File management is one of the more mundane tasks computer users have to manage in order to keep things running smoothly. After all, it’s no use having gigabytes of data on your drives if you can’t find anything.
Having a simple but clear plan can make the storage and retrieval of your data much easier, and once implemented can save a lot of time, thought and hassle in the long run. If you can get into a habit of using a specific scheme it soon becomes second nature and takes no thought at all.

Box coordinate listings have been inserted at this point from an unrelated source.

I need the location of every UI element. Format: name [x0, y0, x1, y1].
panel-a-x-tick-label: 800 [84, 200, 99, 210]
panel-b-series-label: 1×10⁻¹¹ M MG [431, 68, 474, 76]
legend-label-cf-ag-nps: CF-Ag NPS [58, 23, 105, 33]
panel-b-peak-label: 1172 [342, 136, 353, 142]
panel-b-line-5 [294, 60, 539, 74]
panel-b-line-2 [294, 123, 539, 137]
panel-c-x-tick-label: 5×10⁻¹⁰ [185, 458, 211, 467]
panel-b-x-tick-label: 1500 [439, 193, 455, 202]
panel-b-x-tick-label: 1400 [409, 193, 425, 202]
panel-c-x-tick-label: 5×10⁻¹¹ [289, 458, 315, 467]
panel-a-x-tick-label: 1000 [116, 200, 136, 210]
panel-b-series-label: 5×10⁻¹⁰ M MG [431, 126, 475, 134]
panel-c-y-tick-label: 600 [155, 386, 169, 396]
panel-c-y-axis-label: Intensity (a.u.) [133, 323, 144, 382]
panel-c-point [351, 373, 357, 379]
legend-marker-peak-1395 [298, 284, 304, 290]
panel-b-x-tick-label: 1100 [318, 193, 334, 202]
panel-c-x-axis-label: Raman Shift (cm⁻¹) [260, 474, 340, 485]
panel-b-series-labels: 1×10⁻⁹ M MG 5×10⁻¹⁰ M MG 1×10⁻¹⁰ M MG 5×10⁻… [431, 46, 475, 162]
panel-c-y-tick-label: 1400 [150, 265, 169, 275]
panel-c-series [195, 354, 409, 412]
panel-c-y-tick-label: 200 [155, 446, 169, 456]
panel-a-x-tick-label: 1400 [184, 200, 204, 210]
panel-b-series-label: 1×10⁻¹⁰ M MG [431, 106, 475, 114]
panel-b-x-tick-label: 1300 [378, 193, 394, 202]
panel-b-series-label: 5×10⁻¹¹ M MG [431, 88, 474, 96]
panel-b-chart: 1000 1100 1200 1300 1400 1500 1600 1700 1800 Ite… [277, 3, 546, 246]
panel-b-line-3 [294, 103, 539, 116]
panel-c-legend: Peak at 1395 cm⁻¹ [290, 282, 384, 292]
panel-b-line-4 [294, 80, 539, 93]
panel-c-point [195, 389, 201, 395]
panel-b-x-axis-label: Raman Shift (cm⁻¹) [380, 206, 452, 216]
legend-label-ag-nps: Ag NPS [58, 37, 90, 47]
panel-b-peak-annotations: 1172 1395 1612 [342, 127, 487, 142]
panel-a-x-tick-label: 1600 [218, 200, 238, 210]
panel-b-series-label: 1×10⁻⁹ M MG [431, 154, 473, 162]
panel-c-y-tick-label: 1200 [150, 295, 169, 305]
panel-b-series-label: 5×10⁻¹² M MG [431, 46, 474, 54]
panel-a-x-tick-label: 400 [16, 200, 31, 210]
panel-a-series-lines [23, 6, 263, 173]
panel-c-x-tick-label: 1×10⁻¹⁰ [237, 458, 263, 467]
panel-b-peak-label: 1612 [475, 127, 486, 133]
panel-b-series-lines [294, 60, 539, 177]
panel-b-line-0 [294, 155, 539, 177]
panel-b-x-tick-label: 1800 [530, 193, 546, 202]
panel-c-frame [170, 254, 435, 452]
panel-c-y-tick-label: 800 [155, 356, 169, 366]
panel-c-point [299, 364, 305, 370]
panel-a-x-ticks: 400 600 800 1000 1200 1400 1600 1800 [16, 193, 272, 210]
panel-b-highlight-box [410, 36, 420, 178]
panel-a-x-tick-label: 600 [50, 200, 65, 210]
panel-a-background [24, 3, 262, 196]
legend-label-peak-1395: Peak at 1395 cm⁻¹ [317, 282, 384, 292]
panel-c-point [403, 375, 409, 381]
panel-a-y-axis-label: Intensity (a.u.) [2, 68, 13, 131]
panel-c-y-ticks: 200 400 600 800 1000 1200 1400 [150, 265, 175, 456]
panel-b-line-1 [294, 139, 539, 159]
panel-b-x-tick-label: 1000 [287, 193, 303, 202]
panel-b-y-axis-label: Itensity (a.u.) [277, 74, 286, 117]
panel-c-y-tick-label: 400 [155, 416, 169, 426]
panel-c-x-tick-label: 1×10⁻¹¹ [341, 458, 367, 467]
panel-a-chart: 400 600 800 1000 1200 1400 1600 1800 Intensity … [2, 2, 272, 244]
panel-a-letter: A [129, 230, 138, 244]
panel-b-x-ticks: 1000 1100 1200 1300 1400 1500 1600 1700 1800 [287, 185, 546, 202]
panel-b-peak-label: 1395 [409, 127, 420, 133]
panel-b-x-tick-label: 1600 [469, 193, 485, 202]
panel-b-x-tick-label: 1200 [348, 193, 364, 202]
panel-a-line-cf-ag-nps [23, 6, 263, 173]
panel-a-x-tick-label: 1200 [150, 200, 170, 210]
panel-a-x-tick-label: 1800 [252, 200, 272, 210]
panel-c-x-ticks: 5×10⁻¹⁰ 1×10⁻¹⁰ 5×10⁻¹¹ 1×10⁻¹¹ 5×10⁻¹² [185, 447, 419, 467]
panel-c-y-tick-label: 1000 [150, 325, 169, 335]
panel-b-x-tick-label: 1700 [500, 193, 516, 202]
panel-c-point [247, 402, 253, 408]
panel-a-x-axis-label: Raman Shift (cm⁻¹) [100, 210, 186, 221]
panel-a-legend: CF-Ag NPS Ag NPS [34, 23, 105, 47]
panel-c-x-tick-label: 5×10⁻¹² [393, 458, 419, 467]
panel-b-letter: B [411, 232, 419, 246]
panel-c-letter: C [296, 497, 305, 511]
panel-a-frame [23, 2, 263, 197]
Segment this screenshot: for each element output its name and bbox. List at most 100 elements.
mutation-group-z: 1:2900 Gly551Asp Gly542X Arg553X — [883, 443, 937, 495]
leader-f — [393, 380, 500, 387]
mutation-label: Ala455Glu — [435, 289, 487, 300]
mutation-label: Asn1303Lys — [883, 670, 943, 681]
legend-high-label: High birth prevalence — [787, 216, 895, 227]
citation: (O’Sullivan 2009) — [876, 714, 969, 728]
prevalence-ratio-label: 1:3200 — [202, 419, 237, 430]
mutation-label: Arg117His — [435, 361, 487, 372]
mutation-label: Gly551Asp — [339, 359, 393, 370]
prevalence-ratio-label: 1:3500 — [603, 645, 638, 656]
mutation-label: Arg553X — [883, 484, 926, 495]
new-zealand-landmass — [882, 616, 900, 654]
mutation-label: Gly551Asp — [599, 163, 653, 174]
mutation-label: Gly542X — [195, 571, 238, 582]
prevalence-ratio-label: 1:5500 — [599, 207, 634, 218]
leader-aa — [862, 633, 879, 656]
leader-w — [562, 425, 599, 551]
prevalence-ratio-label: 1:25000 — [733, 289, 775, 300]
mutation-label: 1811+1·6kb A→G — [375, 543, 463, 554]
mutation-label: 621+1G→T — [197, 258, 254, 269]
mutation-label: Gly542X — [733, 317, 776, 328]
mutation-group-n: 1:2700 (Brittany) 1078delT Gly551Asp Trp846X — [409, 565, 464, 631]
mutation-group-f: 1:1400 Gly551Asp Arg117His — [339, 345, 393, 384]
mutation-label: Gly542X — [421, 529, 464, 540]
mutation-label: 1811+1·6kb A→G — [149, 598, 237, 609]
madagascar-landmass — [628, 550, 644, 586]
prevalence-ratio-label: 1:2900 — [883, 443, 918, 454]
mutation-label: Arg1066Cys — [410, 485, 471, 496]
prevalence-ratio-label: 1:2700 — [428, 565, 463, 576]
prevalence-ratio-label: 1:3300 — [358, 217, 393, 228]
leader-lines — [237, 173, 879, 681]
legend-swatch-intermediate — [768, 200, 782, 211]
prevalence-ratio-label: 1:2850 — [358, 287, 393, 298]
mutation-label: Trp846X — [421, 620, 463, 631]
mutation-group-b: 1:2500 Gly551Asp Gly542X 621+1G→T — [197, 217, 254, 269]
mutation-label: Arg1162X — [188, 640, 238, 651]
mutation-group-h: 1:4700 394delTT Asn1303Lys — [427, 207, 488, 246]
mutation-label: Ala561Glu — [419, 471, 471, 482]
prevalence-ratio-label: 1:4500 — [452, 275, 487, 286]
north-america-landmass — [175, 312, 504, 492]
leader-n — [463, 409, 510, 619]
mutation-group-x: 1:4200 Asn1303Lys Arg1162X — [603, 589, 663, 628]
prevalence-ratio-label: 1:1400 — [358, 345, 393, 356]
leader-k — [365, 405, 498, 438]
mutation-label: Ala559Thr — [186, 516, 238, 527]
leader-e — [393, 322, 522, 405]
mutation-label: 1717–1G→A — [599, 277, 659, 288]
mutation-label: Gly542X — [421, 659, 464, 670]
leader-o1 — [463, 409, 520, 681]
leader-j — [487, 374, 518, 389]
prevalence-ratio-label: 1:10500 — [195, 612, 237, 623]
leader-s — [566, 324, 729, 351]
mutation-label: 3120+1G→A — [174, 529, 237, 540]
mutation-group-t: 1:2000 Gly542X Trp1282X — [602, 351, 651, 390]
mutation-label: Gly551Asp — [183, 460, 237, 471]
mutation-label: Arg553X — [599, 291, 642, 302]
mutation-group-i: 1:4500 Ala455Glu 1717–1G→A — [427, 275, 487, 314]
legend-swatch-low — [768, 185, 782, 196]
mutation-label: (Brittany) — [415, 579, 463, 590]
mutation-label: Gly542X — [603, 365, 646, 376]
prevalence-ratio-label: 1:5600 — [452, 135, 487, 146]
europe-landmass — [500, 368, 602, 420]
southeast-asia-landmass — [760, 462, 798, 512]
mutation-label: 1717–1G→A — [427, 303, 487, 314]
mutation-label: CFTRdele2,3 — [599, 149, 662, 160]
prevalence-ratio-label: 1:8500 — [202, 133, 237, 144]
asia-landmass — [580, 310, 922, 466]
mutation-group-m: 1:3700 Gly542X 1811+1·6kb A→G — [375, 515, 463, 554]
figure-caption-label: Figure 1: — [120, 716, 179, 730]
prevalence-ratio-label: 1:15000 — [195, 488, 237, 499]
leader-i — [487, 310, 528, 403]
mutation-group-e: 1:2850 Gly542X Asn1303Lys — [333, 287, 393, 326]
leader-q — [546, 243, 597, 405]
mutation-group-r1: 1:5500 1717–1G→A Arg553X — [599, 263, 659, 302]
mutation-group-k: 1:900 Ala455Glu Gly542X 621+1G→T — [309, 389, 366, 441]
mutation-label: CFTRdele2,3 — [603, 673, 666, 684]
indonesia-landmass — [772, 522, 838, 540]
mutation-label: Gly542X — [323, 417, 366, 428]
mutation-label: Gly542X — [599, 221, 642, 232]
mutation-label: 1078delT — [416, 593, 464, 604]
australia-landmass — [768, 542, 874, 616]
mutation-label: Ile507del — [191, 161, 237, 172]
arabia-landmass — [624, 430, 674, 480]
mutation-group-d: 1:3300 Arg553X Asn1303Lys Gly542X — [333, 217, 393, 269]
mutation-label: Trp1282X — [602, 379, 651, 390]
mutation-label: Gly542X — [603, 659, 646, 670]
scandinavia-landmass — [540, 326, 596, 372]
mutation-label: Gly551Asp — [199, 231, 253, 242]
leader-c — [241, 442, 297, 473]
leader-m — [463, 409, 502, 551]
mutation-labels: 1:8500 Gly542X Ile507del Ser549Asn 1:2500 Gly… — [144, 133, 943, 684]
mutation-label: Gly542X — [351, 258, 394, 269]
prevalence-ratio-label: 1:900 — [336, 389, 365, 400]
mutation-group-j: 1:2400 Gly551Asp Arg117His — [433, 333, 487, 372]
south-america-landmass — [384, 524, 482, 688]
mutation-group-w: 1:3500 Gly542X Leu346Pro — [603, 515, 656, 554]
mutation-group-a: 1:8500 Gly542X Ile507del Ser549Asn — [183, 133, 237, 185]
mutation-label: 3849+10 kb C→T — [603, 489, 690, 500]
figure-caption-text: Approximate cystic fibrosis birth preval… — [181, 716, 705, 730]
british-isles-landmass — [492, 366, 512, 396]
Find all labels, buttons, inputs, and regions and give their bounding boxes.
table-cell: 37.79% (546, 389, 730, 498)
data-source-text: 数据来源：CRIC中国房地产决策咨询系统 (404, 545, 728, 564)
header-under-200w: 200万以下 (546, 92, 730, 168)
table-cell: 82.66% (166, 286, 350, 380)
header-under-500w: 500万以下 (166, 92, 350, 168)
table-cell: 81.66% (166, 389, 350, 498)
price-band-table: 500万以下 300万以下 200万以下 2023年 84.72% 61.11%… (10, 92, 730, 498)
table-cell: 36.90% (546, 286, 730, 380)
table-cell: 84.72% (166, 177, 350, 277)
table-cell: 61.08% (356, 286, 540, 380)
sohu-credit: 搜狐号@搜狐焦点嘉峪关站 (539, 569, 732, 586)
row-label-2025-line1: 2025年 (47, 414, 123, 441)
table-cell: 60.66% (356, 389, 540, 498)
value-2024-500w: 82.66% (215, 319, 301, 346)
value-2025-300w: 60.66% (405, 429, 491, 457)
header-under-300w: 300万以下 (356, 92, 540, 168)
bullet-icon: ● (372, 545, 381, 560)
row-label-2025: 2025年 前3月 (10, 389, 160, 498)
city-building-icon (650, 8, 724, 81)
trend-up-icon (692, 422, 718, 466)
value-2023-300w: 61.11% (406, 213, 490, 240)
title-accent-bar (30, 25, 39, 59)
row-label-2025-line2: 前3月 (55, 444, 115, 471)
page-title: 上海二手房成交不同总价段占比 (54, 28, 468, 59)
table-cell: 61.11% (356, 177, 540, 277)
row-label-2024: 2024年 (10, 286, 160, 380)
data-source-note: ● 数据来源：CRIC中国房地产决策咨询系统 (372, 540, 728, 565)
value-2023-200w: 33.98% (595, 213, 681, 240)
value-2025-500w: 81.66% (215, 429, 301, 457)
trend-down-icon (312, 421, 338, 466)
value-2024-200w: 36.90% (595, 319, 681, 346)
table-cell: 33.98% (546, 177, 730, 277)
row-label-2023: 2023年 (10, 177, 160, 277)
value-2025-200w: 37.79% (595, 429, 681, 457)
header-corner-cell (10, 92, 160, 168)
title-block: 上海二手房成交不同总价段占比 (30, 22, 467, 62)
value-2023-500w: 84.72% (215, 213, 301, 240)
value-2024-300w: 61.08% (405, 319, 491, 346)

My method of file organization goes something like this:
The C: drive is for nothing but Windows and it’s files. I have a 40Gb drive for that and nothing else. The thinking behind this is that Windows needs rebuilding sometimes, and I used to lose settings, important data and it took an age to restore everything. Having a drive for Windows and nothing else isolates it from the rest of the system. If I have to rebuild it, I don’t lose anything else.
My D: drive is a different hard disk. This is my “Applications” drive. It is here I install everything I need to use. Applications like Firefox, Office, OpenOffice, Spybot, Winamp, VLC and everything else is installed here. While settings folders may be installed in the Local/Users file on the C: drive, you can back that up regularly. I don’t mess with the D drive, only defrag it once in a while.
On a separate partition I have E: which holds my games. I don’t play as much as I used to, but there are still a few games installed here. Like the D drive, I don’t mess with it, apart from installing and uninstalling the games. I also have a backup of the My documents folder in here, as many games like to store save game information in that folder. More on duplicating those files later.
The F: is my last drive, and is again a separate device. This is for music, movies and general stuff. In fact it is actually called my “Storage” drive. It is here that I keep a disk image of C: backups of My documents and the Users folder.
Inside each of these drives is a pretty simple file system. I leave C: alone and let Windows handle that. On the others I have all the programs, games and folders at root. This means as soon as I open the drive, the programs are there for me to access. On F: I have a folder for each file type, music, movies, backup, whatever.
I also use a tool called SyncToy, which is a free Microsoft program that makes backups of folders. It can be configured to run automatically and it is through this that I keep an up to date backup of the My Documents and Users folders.
This system of file organization may not be the most elegant in the world, but it is the most resilient. I can lose the C: drive any time and be up and running again within the hour. I have backups on a separate hard disk of all the important folders, .PST files and a complete image of the C: drive. I use SyncToy to backup all my work to an external USB drive each day and everything is taken care of automatically for me. I don’t even have to think about it now.
If you’re looking for a fault tolerant way to organize your files on hard disk then I suggest copying mine. You don’t have to use different physical drives, just partitions, as long as they are backed up somewhere. This method protects you and your data from any problems that Windows might suffer from or create. A format no longer has to be the end of the world, as everything else is safely stored elsewhere.